The main points from the September quarter GDP data are:

  • Weaker than expected consumer spending. Consumer spending only rose 0.1% in the quarter (which was all in services spending as retail volumes made no contribution). We have flagged the risks to the consumer for some time and the drags from low wages growth, slowing wealth accumulation, poor sentiment, high debt levels and rising energy costs remain. Over recent periods, wages growth has remained low but consumers have dipped into their savings to increase consumption. Solid gains in wealth (from strong home price growth in Sydney and Melbourne) gave households the confidence to run down their savings rate but the savings rate has now fallen to 3.2% from nearly 8% three years ago and it’s doubtful that households will want to keep running it down as house price gains in Sydney and Melbourne fade. As such consumer spending growth is likely to remain constrained going forward.
  • Residential construction detracted 0.1 percentage points from growth, as expected. Housing construction has passed its peak and will continue to make a small negative contribution to growth in 2018.
  • Underlying business investment (which takes into account asset transfers between the private and public sector) contributed 0.3 percentage points to growth, with a good lift in engineering construction and plant and machinery equipment.

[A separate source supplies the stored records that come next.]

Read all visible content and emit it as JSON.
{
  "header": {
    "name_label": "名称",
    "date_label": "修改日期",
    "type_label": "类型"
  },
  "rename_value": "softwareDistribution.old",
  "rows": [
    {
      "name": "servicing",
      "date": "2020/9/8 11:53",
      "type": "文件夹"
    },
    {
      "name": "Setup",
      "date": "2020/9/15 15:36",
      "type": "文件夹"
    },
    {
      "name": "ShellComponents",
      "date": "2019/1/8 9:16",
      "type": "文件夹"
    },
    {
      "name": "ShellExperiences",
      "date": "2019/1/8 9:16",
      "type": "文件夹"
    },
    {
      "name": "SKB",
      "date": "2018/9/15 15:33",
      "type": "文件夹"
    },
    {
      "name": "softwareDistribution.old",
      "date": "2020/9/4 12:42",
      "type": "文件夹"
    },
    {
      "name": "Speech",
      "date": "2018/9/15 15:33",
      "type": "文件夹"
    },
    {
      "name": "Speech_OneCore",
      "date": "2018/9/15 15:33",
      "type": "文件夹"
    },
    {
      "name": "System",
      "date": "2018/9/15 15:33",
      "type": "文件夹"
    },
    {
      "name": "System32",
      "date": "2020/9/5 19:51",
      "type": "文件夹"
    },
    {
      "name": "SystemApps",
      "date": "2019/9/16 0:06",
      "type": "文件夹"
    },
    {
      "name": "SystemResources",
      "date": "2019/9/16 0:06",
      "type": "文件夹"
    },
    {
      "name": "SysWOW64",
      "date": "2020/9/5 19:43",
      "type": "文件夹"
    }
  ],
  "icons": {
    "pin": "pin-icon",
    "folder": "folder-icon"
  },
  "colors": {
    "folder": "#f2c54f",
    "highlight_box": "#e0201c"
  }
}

Business investment growth is recovering as the mining investment decline has nearly finished and non-mining investment is improving. Business investment growth will be positive in 2017, for the first time in four years.
  • Underlying government spending (which takes into account asset transfers between the private and public sector) contributed 0.4 percentage points to growth. Public infrastructure spending remains high.
  • Inventories contributed 0.2 percentage points to growth, but inventory levels are relatively low posing no real threat to growth going forward.
  • Net exports made no contribution to growth, with exports and imports both growing at a reasonable rate. Trade is likely to be another positive contributor to growth over the year ahead as resource production continues to ramp up following the completion of various resources projects.
  • Productivity growth was 1% over the past year, an improvement on the June quarter but still below its average.
  • Inflation pressures and wages remain very weak. The household consumption deflator (an alternative measure of inflation) rose just 0.1% in the quarter and just 1.1% year on year which is well below the rate of inflation as measured by the CPI. And while the compensation of employees rose 1.2% in the September quarter this reflects strong employment growth - average compensation per employee rose just 0.3%qoq or 0.6% year on year reflecting slow wages growth within job categories and the loss of high paying jobs relative to low paying jobs.

Implications:

GDP growth is on track to lift towards 3% in 2018 which would be in line with the Reserve Bank’s forecasts. There are clear growth drivers emerging – the mining investment downturn is nearly complete, non-mining business investment is lifting (predominately in the services space) and public infrastructure spending is surging thanks to elevated state budget surpluses (in NSW and Vic), asset sales and the Federal Government’s commitment to boost infrastructure projects. Net export growth should remain solid thanks to strong global growth and the completion of resource projects.

These drivers should be sufficient to offset slowing housing construction and weak consumer spending. However, the risks around consumer spending need to be watched closely.

So far, moderate GDP growth has not been enough to produce the desired pick-up in inflation or wages growth. Numerous businesses are under pressure to keep costs competitive particularly in the retail, food, insurance and communications areas. High levels of underemployment are continuing to weigh on wages growth and various business surveys indicate that labour costs are still expected to remain low, so wages growth is expected to stay subdued for a while yet. While the price and wage outlook remains subdued and the risks remain significant around the consumer, it is difficult to see a near-term RBA rate hike. So we remain of the view that the RBA won’t start raising interest rates until late next year at the earliest.